Dignity and privacy is also an African Virtue… Semenya was offered none

Submitted by Francis Ngwa-Niba on 12 September 2009 - 4:15pm

I saw this coming. Since the International Amateur Athletics Federation (IAAF) inavertedly revealed that they were carrying out a gender verification test on 18-year-old winning athlete Caster Semenya, they committed the mistake that could have effectively ruined the life and athletic career of a young promising girl from rural South Africa.

As expected, the world had been waiting for the results of the tests and global interest in the case guaranteed one thing; this could not be kept private again.

In the western world, governments will do anything to protect people's privacy and the UK and most countries have vibrant data protection laws. Only the fear of punishment from courts stops the voracious search and publication of information that will sell newspapers and magazines in the present economic downturn.

The IAAF is strenuously denying news reports from Australia and other western media that the tests results show Semenya is bi-gender (whatever that means). The reports claim the young girl does not have a womb, has no ovaries and has male and female sex organs.

The IAAF say they never revealed the results and that a panel of experts will sit and give them their views before they meet and talk to the young girl.

A direct result of all this brouhaha is that Semenya has now pulled out of a cross country marathon that she was scheduled to take part in today in South Africa. This may just be the end of her athletic career thanks to the ineptitudes of the IAAF.

South African sports Minister Reverend Makhenkesi Stofile has even threatened a "third world war" if the controversy over her gender stops Semenya from ever competing again. His outburst is a measure of the outrage that the whole controversy has provoked in South Africa.

Though we blame the IAAF for handling this crisis like infantile schoolboys, the South African athletics federation is ultimately responsible for the mess in which they now find themselves and the deeply personal and troubling situation that Semenya is now involved in. The whole world now knows more about her than is humanely acceptable.
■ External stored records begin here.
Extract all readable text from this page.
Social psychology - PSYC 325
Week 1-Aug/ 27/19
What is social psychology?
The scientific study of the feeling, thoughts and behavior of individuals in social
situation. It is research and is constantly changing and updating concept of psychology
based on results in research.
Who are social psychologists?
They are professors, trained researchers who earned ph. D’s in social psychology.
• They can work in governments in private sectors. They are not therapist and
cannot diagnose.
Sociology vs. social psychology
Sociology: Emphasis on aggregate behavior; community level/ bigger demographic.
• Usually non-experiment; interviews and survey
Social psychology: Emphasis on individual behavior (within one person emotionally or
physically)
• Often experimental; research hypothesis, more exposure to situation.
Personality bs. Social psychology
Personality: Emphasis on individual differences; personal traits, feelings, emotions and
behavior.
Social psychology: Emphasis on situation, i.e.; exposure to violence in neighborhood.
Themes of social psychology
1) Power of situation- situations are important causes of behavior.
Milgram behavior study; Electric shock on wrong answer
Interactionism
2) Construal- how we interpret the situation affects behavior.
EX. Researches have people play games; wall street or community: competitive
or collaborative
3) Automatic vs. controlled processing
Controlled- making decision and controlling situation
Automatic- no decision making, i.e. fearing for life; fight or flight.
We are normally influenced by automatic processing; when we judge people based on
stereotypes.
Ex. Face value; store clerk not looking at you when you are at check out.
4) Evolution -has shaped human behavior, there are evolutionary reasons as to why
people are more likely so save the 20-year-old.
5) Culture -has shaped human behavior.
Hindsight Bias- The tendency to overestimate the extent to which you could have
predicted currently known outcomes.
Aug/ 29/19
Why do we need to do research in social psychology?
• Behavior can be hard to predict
Semenya and the South African athletics federation did not deliberately set out to deceive anybody but that is not the point now. Anybody who has eyes and ears would have realized from the start there was something different about Semenya. She looked and sounded more masculine than feminine.

All this would not have happened if the South African athletics federation had carried out its duty of care by carrying out the tests that the IAAF later commissioned.

Because they did not, the IAAF did that following vicious whispers from the media and other competitors when Semenya started off her Berlin races "flying" leaving her rivals trailing behind her.

With South Africa threatening war, the IAAF thrown into a crisis of international proportions, the world media meddling in her personal life and millions of people wondering how this happened, we should not forget that this is a story about an 18-year-old girl who still has her whole life in front of her.

Her family still insists she is a woman but because she is so good, few female athletes will now want Semenya for a rival on the tracks.

Lawyers will soon get involved and Caster Semenya richly deserves to be compensated if this does kill her career. The South African athletics federation and the IAAF owe this young girl a lot for messing her up so badly.

She needs to be protected and that exactly is what data protection laws in western countries are for but is anybody listening? Does anybody care about this young woman? We all should.